Estamos presenciando o, mejor aun, somos partícipes, de un acontecimiento de enorme relevancia para la historia de España y Europa, con repercusiones inconcebibles más allá de sus fronteras actuales. Pondré un único ejemplo: ¿Cómo se rearticularía la relación entre Catalunya, España y América Latina con una ruptura de por medio? Ni una palabra se ha dicho al respecto, pese a la enorme relevancia que tiene esa relación para el futuro de todas las entidades en disputa. Eso muestra el caracter eurocéntrico y la dimensión provinciana del conflicto. Tal vez el enfrentamiento España-Catalunya es la insospechada expresión de un nuevo orden de representación política mundial que apuesta por la balcanización planetaria como respuesta a una globalización cuya lógica ha desbordado la voluntad política de dominio.
O tal vez no sea todo esto más que otra burbuja, como tantas otras, otro shock que aprovecharán las élites financieras y económicas para sacar réditos del sufrimiento de las mayorías.
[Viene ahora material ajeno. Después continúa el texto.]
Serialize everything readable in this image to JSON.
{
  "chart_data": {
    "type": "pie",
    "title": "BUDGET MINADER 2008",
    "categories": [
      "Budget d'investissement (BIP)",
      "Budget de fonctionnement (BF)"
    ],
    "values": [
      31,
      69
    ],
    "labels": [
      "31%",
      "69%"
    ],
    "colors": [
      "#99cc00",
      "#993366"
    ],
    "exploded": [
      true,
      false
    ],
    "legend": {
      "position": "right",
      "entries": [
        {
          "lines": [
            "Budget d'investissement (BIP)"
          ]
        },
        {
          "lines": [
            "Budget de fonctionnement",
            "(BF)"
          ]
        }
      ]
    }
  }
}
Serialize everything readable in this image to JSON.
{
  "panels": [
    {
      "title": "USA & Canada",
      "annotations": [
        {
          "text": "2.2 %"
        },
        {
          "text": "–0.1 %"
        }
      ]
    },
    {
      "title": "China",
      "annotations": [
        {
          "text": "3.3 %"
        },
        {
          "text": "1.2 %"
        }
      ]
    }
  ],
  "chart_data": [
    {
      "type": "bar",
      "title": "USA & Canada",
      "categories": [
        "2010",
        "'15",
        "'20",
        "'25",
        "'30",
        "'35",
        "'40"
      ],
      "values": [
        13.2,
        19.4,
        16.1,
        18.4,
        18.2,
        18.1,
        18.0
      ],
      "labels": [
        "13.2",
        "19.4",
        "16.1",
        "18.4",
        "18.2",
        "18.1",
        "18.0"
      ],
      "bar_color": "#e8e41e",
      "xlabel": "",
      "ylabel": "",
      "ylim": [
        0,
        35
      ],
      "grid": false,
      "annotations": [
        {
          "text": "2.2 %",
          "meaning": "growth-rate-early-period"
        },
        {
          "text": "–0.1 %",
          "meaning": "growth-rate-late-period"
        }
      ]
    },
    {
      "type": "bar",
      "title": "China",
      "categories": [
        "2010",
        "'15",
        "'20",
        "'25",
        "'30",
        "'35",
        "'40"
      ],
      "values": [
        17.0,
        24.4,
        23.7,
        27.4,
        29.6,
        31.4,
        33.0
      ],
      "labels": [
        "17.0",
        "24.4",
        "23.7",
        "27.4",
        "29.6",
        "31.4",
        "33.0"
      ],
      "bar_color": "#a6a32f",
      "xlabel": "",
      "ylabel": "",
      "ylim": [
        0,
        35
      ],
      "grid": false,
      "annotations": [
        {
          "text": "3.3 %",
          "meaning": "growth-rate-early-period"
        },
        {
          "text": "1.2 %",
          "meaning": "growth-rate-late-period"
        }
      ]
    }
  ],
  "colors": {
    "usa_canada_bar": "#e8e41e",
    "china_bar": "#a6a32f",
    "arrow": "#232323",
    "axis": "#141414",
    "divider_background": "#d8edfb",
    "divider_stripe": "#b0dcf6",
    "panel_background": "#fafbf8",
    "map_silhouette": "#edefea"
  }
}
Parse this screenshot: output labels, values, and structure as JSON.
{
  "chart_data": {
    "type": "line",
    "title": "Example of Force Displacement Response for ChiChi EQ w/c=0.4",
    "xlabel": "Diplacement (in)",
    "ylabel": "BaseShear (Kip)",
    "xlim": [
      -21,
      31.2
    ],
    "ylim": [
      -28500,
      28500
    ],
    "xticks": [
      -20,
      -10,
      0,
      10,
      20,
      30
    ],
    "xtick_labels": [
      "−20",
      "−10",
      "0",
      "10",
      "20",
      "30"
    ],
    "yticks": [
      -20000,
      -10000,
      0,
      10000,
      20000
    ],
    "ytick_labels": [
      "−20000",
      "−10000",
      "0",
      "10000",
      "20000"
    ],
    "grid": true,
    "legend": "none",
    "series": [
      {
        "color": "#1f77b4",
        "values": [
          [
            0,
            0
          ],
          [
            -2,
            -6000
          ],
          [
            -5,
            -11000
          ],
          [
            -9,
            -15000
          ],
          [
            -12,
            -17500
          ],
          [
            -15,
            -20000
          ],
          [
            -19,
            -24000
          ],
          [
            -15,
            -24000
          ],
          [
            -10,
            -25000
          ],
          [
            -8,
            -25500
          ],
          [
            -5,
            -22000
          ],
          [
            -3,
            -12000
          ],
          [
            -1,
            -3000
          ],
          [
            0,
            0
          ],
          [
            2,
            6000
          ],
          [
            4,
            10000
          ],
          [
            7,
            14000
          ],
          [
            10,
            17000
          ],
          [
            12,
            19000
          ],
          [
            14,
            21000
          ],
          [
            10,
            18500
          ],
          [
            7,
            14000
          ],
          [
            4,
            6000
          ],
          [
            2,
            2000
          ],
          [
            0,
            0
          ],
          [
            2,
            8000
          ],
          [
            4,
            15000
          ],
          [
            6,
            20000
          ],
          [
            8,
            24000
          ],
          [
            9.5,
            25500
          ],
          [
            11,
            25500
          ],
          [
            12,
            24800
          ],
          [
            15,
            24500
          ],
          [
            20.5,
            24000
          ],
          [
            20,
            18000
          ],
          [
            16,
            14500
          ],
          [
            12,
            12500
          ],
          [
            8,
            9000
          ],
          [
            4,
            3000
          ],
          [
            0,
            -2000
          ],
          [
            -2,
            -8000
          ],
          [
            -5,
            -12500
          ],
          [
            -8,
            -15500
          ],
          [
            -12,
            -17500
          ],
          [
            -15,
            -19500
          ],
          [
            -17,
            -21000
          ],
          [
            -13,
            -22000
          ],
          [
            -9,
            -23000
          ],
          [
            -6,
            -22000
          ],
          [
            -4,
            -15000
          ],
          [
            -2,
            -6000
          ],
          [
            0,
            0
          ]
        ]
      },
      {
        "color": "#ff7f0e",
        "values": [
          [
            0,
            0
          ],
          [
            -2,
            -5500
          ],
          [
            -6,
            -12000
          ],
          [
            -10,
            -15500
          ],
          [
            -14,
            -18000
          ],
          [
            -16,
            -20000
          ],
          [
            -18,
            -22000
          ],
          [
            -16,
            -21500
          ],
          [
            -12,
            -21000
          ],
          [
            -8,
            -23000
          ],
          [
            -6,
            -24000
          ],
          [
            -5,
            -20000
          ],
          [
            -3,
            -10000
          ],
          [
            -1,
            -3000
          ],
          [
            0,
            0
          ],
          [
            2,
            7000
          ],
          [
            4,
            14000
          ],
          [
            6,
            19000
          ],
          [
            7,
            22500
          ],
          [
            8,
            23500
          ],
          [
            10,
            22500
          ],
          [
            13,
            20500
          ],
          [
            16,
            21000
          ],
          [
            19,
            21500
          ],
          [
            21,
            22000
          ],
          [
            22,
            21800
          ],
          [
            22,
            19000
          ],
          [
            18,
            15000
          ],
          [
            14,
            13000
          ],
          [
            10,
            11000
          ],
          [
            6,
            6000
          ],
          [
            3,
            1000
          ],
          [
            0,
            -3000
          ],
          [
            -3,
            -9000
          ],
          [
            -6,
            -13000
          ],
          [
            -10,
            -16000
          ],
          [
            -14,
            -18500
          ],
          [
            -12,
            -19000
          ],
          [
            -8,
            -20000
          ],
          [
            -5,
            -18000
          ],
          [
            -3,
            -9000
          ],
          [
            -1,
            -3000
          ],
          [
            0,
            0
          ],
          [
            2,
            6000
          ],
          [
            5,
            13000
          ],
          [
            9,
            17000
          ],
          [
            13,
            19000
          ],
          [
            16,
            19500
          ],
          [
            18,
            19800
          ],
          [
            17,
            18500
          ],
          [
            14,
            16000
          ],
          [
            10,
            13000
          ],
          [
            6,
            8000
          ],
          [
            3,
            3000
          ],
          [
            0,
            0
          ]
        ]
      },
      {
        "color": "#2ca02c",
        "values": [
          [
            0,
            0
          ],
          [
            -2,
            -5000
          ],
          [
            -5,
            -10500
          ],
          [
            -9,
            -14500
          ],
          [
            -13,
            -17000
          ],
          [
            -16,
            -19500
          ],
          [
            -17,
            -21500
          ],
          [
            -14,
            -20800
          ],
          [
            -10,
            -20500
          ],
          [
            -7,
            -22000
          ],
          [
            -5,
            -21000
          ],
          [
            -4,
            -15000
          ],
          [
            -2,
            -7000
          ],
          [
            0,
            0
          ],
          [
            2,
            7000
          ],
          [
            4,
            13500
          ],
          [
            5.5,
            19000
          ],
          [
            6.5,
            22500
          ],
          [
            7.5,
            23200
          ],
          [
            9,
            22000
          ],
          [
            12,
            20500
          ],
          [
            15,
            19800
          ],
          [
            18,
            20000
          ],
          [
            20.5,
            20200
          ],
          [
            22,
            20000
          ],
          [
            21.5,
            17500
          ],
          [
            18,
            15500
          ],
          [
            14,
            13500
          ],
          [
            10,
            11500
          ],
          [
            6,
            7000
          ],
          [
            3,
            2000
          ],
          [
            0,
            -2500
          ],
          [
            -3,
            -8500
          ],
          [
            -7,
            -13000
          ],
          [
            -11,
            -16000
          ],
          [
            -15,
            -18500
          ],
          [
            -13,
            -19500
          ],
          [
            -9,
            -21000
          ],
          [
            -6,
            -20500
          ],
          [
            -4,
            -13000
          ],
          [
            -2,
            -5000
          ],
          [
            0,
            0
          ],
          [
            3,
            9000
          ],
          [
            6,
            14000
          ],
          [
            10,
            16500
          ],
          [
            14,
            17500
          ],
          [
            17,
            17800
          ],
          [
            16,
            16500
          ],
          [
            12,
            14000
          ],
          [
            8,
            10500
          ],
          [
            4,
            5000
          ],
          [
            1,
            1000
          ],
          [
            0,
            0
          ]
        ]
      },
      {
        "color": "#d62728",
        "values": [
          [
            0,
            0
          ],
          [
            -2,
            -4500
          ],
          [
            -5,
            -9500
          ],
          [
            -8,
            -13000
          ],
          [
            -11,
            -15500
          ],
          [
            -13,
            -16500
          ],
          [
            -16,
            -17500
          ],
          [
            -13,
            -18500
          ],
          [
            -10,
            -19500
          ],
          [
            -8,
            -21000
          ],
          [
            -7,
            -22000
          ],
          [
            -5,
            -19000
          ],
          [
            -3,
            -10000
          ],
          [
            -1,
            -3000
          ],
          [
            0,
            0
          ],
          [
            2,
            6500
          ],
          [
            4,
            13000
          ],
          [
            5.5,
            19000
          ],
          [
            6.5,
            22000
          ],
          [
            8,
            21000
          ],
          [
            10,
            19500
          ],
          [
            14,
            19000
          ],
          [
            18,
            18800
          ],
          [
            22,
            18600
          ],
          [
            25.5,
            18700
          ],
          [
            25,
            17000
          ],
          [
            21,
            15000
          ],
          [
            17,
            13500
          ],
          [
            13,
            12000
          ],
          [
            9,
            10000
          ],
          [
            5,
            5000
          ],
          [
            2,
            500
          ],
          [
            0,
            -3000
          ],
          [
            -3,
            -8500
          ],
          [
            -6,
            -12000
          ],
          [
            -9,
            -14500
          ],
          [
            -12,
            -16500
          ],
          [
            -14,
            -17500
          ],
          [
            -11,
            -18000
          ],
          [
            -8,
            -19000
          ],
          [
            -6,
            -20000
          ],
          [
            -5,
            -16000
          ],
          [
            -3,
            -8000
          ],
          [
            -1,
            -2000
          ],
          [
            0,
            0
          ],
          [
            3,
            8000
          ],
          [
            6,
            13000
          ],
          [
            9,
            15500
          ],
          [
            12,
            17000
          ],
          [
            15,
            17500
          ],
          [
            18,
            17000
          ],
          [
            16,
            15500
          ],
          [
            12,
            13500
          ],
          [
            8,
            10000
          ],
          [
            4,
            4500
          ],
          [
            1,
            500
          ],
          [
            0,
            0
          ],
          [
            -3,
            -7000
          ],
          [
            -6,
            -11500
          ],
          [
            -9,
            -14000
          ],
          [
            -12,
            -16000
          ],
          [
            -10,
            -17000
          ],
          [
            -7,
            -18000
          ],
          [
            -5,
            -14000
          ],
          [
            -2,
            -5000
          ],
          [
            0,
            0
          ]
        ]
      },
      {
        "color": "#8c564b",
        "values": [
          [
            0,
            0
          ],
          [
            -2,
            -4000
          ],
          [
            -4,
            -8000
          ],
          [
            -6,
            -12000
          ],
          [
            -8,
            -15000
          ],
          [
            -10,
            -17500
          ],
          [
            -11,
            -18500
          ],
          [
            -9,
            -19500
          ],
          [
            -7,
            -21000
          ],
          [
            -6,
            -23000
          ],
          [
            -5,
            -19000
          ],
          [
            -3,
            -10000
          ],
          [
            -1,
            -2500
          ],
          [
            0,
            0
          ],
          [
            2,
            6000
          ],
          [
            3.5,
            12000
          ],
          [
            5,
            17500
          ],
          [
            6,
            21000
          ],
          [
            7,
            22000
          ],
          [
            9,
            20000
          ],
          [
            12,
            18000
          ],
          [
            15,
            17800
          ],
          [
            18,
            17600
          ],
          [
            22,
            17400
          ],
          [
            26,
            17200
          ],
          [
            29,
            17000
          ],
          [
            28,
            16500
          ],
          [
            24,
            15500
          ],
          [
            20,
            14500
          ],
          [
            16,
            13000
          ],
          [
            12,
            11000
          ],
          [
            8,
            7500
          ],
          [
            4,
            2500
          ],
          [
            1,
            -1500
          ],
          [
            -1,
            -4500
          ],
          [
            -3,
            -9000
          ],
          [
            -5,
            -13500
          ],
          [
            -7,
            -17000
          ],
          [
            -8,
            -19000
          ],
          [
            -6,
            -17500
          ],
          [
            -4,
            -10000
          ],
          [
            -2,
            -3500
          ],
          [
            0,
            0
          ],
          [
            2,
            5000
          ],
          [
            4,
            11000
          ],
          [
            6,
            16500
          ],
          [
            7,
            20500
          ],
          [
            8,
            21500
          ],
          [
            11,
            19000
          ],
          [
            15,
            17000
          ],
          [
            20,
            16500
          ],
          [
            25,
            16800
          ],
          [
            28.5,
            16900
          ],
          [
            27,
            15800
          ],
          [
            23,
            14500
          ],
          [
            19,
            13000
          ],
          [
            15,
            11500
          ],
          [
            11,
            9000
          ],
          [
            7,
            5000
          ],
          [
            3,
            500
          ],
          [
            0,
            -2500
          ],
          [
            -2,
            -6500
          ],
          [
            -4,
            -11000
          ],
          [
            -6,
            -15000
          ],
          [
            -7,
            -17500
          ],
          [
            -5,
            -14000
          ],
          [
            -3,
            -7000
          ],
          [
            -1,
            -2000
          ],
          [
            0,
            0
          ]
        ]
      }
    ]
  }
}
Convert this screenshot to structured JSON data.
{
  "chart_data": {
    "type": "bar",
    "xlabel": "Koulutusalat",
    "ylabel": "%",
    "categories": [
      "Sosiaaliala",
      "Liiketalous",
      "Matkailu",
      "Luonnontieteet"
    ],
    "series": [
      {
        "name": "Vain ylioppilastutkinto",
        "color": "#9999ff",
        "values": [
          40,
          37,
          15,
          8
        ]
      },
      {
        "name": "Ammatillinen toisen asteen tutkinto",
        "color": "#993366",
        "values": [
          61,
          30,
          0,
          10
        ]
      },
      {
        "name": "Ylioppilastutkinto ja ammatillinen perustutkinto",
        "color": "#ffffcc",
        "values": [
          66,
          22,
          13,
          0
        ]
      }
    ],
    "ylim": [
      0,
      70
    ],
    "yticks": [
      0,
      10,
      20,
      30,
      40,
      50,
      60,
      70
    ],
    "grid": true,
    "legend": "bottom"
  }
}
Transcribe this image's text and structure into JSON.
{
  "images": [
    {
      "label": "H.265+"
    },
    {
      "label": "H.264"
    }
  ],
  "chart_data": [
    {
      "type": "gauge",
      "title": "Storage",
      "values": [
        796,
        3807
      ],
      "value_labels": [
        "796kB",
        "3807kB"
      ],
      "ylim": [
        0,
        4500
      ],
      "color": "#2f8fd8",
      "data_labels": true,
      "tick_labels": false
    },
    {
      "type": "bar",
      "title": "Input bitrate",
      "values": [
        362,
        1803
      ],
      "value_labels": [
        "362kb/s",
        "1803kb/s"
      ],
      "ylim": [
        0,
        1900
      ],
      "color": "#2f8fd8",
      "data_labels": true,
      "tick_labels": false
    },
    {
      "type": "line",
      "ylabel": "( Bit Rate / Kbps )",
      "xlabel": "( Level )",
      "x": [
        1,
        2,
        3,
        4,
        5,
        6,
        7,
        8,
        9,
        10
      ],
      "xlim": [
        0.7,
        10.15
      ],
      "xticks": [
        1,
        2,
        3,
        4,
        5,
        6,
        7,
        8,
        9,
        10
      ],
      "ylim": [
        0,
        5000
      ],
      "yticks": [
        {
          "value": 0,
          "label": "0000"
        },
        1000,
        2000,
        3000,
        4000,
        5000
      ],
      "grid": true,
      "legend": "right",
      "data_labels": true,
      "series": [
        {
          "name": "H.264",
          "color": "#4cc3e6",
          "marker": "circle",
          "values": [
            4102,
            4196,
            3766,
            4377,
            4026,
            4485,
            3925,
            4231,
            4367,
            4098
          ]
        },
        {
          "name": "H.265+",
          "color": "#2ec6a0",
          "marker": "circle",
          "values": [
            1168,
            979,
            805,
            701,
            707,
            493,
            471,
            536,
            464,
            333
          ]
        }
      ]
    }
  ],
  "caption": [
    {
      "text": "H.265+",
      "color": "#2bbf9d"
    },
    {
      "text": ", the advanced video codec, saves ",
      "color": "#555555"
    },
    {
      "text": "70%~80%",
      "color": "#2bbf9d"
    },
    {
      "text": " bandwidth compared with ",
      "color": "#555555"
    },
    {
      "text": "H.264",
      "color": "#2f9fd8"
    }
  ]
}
Es decir, otra burbuja que al explotar solo dejará un reguero de heridos y una nueva distribución de fuerzas.
Sea como sea, estamos ante una de esas escenas en la que los individuos y los pueblos intentan satisfacer, en la fugacidad de un instante, el anhelo de ser conductores de sus destinos.
Tal vez, esta tarde, el Parlament de Catalunya declare su independencia. Pero, pase lo que pase, minutos después de haberlo hecho, en medio de los festejos de unos, y los gritos de guerra de los otros, la historia volverá a seguir su curso, y volveremos a ser huérfanos de nosotros mismos, marionetas del destino, expresiones arrogantes de nuestra pasión por una libertad que siempre nos elude.